Korps Pemberantasan Tindak Pidana Korupsi (Kortas Tipidkor) menyita satu brankas di sebuah rumah mewah di kawasan kawasan Parahyangan Golf 2, Sentul, Bogor, Jawa Barat dalam rangkaian penggeledahan yang dilakukan pada Rabu (8/7/2026).
Penggeledahan yang dilakukan serempak di 8 titik itu guna mengusut tiga kasus korupsi dan pencucian uang yakni batu bara, Asabri, dan PT Krakatau Steel.

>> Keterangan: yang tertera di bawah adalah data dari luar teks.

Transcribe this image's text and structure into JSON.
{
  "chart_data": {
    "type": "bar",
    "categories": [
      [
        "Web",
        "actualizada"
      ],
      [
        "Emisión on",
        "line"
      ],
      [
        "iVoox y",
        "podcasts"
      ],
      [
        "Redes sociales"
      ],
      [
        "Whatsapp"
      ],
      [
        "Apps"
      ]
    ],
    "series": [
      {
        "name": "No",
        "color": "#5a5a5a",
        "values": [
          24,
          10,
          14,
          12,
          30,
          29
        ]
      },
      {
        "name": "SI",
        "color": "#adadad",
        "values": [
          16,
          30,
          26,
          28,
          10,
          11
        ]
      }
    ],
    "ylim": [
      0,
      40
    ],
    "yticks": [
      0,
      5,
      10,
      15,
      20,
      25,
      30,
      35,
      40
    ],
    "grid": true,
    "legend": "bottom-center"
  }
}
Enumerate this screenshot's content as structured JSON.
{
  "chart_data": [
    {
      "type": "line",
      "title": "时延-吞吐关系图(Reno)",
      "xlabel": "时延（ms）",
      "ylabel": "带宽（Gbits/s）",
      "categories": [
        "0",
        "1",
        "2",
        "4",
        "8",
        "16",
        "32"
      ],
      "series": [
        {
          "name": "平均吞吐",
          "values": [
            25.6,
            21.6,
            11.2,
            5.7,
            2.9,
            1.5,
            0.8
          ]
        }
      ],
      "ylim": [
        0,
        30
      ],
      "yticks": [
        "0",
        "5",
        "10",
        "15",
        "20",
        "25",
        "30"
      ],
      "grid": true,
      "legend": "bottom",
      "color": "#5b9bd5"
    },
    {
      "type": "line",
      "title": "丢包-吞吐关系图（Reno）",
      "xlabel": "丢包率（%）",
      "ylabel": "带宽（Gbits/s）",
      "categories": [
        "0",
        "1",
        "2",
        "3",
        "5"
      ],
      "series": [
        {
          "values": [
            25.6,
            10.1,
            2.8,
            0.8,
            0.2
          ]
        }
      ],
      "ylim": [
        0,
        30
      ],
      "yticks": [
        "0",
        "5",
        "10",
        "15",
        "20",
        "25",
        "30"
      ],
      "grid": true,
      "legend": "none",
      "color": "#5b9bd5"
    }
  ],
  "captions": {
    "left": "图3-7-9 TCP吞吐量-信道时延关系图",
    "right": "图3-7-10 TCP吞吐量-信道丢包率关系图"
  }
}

Brankas yang disita menjadi salah satu barang bukti yang paling membetot perhatian publik.
Pasalnya brankas itu berisi 74 kilogram emas batangan hingga uang tunai yang terdiri dari dolar Amerika Serikat dan Dolar Singapura yang bernilai fantastis. Total harta dalam brankas itu diproyeksi mencapai Rp476 miliar.
Pihak kepolisian awalnya kewalahan membongkar brangkas tersebut sehingga memutuskan menggunakan jasa ahli kunci yang dipanggil dari Bogor. Adapun Ahli kunci yang sukses membobol brangkas itu bernama Roy.
Roy mengakui brankas yang dipakai menyimpan harta hasil kejahatan itu bukan brankas biasa. Itu adalah penyimpanan canggih dengan sistem keamanan berlapis bahkan perangkat baja yang digunakan juga terdiri dari dua lapis yang membuat orang awak tak bakal bisa membobol brangkas tersebut.
"Sistem keamanannya bagus. Kuncinya pakai kombinasi putar, sama kunci manual. Jadi dua kunci, brankas canggih itu, mahal. Bajanya ada dua lapis, jadi memang bukan brankas besi kotak gitu," kata Roy setelah sukses membuka brankas tersebut.
Kendati dilengkapi sistem keamanan berlapis namun Roy sendiri tak butuh waktu lama untuk membongkar tempat penyimpanan yang diproyeksi berharga sekitar Rp20 juta tersebut. Roy hanya butuh waktu 15 menit saja.
Roy mengatakan, setelah menjebol kunci manual, pembongkaran dilanjutkan menggunakan mesin pemotong atau gerinda. Proses pembongkaran brankas menghabiskan waktu sekitar 15 menit.
"(Di dalam) Langsung aja, gerak cepat, langsung digerinda, langsung dibuka. Kurang lebih 15 menitan," imbuhnya.
Adapun brankas itu disembunyikan di lantai dua di mana keberadaannya dikamuflasekan. Di balik pintu brankas, kata Roy, terdapat ruangan dengan luas sekitar 1,5 meter.
"Posisi brankas di lantai dua, di kamar. Jadi itu kayak ditutup lemari. Ukuran kurang lebih 1 meteran lebih, 1,5 meter x 80 cm. Posisinya dalam tembok itu, Pak. Jadi itu pintu brankas, di dalamnya ruangan, bukan brankas umumnya yang kotak besi, tapi ruangan," kata Roy.
Baca Juga: Teka-teki Pasukan TNI di Rumah Jampidsus Febrie Adriansyah di Tengah Penggeledahan Kortas Tipikor
"Di dalam (ruangan) lihat ada koper, tapi saya lihat dari luar, kan enggak masuk," imbuhnya.